Les plus curieux s’empresseront de lire les textes du livret d’accompagnement, pour voir comment est traitée la question religieuse. Après tout, l’homme derrière la voix de Monsieur Burns n’est pas reconnu pour sa foi. Au contraire. D’ailleurs, il le souligne lui-même d’emblée dans son texte de présentation :

« Ceux qui me connaissent savent bien que je n’ai pas la fibre religieuse. Or, si je me plais à proclamer plus souvent qu’à mon tour que Dieu n’existe pas, j’avoue qu’il m’arrive tout aussi souvent de proclamer que Dieu est dans la musique. Paradoxe ? Contradiction ? Peut-être. Pouvoir et secret de la grande musique, qui réconcilie et embrasse tous les contraires ? Sans doute… Sans compter qu’elle permet ici à votre humble serviteur de s’associer l’espace d’un coffret à Messieurs les cardinaux Jean-Claude Turcotte et Marc Ouellet ! Qui l’eut cru ? Immense pouvoir de la musique ! »

Le texte d’Edgar Fruitier tranche nettement avec celui, théologique, du cardinal Ouellet. Ce dernier profite plutôt de l’occasion pour livrer un message de foi :

« La foi chrétienne parle d’espérance entre notre propre résurrection avec le Christ. L’affirmation d’une plénitude de vie avec le Seigneur apporte en effet une consolation et une certitude face à l’angoisse humaine devant la mort. Car la mort ouvre à une vie meilleure et éternelle. Cette réalité est au coeur le plus intime de la théologie chrétienne des fins dernières. C’est pourquoi musicalement, le contraste mort/résurrection est souvent illustré par des passages orchestraux et chorals sombres, entremêlés d’accords de paix et de sérénité exprimant une joie paradoxale.
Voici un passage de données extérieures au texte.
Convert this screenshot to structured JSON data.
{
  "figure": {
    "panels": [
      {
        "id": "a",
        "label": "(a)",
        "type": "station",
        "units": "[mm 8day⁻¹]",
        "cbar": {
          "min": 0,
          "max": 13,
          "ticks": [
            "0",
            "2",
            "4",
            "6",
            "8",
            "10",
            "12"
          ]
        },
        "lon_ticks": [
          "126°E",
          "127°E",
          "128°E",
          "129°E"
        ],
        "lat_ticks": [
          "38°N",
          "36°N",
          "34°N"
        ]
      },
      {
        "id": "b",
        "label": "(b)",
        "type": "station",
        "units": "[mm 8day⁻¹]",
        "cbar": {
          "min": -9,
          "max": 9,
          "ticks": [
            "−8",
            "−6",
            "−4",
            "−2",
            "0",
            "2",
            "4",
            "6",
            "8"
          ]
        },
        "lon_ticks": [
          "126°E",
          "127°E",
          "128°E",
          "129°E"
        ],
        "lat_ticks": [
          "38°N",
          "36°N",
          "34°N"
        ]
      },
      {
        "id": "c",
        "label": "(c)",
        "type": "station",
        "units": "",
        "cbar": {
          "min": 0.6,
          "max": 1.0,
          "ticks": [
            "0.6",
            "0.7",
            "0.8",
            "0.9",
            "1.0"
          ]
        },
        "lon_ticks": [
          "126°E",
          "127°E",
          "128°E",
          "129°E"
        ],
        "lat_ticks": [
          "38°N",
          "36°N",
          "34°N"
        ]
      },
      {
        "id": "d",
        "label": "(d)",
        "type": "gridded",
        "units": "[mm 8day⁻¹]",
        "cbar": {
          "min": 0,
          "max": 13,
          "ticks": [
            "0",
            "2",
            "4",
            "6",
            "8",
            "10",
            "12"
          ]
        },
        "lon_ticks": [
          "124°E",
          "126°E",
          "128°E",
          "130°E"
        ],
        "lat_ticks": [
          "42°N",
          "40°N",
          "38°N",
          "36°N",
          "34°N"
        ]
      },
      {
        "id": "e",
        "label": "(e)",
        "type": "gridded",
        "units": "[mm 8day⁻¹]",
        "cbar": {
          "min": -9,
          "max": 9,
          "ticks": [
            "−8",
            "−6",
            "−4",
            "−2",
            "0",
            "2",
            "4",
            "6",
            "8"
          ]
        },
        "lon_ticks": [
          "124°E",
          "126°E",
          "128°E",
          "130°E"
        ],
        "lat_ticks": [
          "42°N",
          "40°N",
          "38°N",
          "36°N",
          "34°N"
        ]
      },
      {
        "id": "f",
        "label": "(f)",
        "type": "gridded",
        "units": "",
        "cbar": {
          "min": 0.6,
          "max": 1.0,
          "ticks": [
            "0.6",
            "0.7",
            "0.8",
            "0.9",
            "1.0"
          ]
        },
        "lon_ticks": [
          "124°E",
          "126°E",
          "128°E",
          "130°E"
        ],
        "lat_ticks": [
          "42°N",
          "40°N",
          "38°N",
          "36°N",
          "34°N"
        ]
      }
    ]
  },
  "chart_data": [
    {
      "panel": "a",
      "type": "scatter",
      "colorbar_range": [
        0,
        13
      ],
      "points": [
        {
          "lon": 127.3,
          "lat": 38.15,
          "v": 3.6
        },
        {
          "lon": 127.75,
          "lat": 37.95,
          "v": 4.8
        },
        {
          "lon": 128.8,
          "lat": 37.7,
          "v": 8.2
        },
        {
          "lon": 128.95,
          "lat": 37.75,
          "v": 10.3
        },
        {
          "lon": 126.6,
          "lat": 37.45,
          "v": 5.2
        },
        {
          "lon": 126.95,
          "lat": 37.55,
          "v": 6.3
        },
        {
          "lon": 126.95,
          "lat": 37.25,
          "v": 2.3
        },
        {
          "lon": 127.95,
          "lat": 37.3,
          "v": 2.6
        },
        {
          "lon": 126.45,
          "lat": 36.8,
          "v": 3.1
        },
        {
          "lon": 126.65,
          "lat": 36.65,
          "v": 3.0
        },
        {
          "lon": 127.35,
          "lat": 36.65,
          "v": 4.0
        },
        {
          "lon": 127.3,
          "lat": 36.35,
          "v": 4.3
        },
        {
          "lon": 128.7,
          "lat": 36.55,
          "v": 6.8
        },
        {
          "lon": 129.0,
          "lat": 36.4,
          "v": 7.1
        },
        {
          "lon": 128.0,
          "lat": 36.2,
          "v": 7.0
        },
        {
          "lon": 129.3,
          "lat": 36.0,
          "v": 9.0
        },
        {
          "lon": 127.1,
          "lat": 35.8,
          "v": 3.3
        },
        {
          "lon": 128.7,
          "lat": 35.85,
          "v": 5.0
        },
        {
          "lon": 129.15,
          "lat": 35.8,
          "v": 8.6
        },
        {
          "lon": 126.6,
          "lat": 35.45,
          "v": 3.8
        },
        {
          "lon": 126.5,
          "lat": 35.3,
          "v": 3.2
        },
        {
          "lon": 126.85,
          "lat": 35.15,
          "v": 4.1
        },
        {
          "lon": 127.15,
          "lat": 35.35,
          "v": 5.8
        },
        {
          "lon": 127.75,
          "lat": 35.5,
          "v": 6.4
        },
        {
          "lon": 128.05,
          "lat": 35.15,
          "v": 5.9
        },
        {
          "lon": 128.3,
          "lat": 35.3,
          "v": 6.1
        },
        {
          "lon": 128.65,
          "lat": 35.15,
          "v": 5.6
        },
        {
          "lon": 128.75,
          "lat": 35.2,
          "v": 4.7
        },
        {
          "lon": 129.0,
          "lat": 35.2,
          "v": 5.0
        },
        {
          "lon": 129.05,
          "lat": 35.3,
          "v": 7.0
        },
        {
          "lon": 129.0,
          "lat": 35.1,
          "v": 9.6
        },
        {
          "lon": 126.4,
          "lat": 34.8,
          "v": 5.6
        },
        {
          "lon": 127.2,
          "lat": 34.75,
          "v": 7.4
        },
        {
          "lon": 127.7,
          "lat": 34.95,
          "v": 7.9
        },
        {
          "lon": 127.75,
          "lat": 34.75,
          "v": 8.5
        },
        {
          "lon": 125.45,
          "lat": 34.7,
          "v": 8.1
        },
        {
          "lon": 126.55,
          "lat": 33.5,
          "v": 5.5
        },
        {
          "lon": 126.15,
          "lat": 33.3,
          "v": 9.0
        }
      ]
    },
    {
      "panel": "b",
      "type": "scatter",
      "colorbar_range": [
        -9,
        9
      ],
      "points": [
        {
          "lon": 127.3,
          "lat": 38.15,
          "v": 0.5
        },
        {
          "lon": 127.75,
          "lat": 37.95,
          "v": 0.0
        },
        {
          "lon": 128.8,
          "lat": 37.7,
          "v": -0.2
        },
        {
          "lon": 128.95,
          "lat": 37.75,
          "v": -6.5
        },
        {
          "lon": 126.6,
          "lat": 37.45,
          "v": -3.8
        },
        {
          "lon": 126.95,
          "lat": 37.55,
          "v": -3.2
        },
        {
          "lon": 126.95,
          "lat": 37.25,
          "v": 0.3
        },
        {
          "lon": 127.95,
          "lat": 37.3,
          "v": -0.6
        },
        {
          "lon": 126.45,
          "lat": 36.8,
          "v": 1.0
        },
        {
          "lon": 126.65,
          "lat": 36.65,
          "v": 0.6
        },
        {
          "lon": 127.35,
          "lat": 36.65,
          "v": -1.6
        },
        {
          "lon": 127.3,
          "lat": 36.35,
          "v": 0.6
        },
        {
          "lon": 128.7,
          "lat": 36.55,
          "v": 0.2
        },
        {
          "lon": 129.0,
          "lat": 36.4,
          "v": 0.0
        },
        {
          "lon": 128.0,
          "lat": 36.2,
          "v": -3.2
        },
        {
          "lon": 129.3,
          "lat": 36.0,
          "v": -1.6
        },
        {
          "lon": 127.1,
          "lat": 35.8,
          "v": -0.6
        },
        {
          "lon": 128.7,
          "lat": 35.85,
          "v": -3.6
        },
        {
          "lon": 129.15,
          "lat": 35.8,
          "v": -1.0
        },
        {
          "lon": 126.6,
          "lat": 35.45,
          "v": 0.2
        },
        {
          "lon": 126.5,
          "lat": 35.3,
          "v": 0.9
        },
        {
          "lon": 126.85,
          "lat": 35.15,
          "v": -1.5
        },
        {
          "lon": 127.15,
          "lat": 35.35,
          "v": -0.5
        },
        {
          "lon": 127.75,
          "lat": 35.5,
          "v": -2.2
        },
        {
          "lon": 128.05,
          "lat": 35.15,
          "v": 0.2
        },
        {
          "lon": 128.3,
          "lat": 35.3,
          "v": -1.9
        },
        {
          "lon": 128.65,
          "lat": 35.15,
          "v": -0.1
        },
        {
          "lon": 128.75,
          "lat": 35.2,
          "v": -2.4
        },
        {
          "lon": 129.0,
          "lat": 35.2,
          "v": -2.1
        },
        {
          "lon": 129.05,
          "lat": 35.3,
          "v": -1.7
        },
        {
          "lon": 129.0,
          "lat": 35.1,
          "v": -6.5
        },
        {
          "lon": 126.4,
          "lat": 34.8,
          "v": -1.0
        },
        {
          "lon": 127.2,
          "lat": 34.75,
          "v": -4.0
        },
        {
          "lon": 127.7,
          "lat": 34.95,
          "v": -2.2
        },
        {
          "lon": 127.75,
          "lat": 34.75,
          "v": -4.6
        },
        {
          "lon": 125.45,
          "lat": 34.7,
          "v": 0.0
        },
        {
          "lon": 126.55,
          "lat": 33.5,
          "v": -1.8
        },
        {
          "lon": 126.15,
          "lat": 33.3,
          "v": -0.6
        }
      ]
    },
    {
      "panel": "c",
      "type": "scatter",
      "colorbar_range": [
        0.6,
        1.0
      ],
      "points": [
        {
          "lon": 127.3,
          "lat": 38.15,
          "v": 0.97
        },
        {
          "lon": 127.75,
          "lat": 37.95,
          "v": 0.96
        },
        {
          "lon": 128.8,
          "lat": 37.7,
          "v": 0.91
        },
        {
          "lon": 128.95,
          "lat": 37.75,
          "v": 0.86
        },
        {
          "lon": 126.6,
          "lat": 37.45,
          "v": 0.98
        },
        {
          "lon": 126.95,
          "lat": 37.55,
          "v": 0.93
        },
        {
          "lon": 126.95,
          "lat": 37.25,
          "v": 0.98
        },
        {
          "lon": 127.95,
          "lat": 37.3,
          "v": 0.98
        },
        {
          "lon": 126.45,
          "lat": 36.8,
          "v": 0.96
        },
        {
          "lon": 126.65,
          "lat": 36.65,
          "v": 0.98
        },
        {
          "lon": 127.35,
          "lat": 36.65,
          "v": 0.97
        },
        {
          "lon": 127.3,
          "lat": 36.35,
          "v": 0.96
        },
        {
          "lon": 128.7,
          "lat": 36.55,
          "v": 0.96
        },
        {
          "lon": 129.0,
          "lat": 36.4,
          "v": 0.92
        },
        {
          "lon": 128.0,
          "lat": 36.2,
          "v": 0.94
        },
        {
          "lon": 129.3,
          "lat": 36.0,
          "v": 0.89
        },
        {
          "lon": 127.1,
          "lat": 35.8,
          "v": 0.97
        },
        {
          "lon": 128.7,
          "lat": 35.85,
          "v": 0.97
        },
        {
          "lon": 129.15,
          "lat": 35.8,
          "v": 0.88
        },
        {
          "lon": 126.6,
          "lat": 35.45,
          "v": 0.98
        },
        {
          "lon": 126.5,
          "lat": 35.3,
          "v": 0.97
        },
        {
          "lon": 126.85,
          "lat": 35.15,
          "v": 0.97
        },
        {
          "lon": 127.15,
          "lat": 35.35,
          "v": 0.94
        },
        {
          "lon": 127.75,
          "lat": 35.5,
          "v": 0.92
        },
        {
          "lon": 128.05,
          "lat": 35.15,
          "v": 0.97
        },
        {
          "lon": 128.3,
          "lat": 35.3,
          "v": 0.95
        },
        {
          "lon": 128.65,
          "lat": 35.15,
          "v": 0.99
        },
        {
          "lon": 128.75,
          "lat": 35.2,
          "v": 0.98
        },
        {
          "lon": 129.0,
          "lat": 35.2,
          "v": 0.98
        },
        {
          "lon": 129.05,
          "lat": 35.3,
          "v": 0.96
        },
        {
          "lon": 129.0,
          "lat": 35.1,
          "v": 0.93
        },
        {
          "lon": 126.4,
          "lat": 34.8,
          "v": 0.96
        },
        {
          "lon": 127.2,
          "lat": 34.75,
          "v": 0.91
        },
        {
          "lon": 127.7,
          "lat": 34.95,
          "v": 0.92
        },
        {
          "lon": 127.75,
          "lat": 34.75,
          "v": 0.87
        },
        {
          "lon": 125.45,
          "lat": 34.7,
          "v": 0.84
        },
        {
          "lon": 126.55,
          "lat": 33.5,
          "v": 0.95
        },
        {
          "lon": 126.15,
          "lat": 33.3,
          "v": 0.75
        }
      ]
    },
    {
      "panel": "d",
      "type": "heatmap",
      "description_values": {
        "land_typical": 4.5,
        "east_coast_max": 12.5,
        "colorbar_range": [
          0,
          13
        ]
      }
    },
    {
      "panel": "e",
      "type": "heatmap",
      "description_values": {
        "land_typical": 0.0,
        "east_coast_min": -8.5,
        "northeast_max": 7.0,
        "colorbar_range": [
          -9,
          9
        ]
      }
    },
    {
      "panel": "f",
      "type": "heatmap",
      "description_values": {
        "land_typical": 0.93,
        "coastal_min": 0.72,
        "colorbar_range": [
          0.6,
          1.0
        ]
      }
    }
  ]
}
Le Christ, alors, n’apparaît pas en juge inflexible mais comme le bon berger dont le bâton protège le pèlerin qui traverse le ravin de la mort. Jésus-Christ a renversé une fois pour toutes les lois de la mortalité humaine car, par sa propre mort, il a scellé les promesses de vie, de lumière et de paix. Par la musique du Requiem, une voix intérieure touche l’âme et l’élève ; la Parole de Dieu et les textes liturgiques deviennent ainsi source de sens et de consolation. »

Quant au cardinal Turcotte, il opte pour un texte moins théologique, où il est davantage question de l’histoire de la musique sacrée. Il fait référence à la période de l’après-Vatican II comme d’un moment clef dans la musique liturgique moderne. « [C]ette musique [sacrée] ne convenait plus à une liturgie qui demandait aux fièles non seulement d’écouter le chant de la messe mais d’y prendre part de leur propre voix », résume le cardinal de Montréal.

Il précise enfin que « les grands classiques de la musique sacrée sont à jamais des chemins de prière et de contemplation, qui témoignent du génie de l’être humain et de la grandeur de Celui qui lui donne la vie ».

Sans doute inspirés par leur étonnante collaboration, les trois hommes ne manquent pas de faire une grande place aux paradoxes dans leurs textes respectifs. Comme quoi la musique se prête bien au mélange des genres… au moins le temps d’un coffret.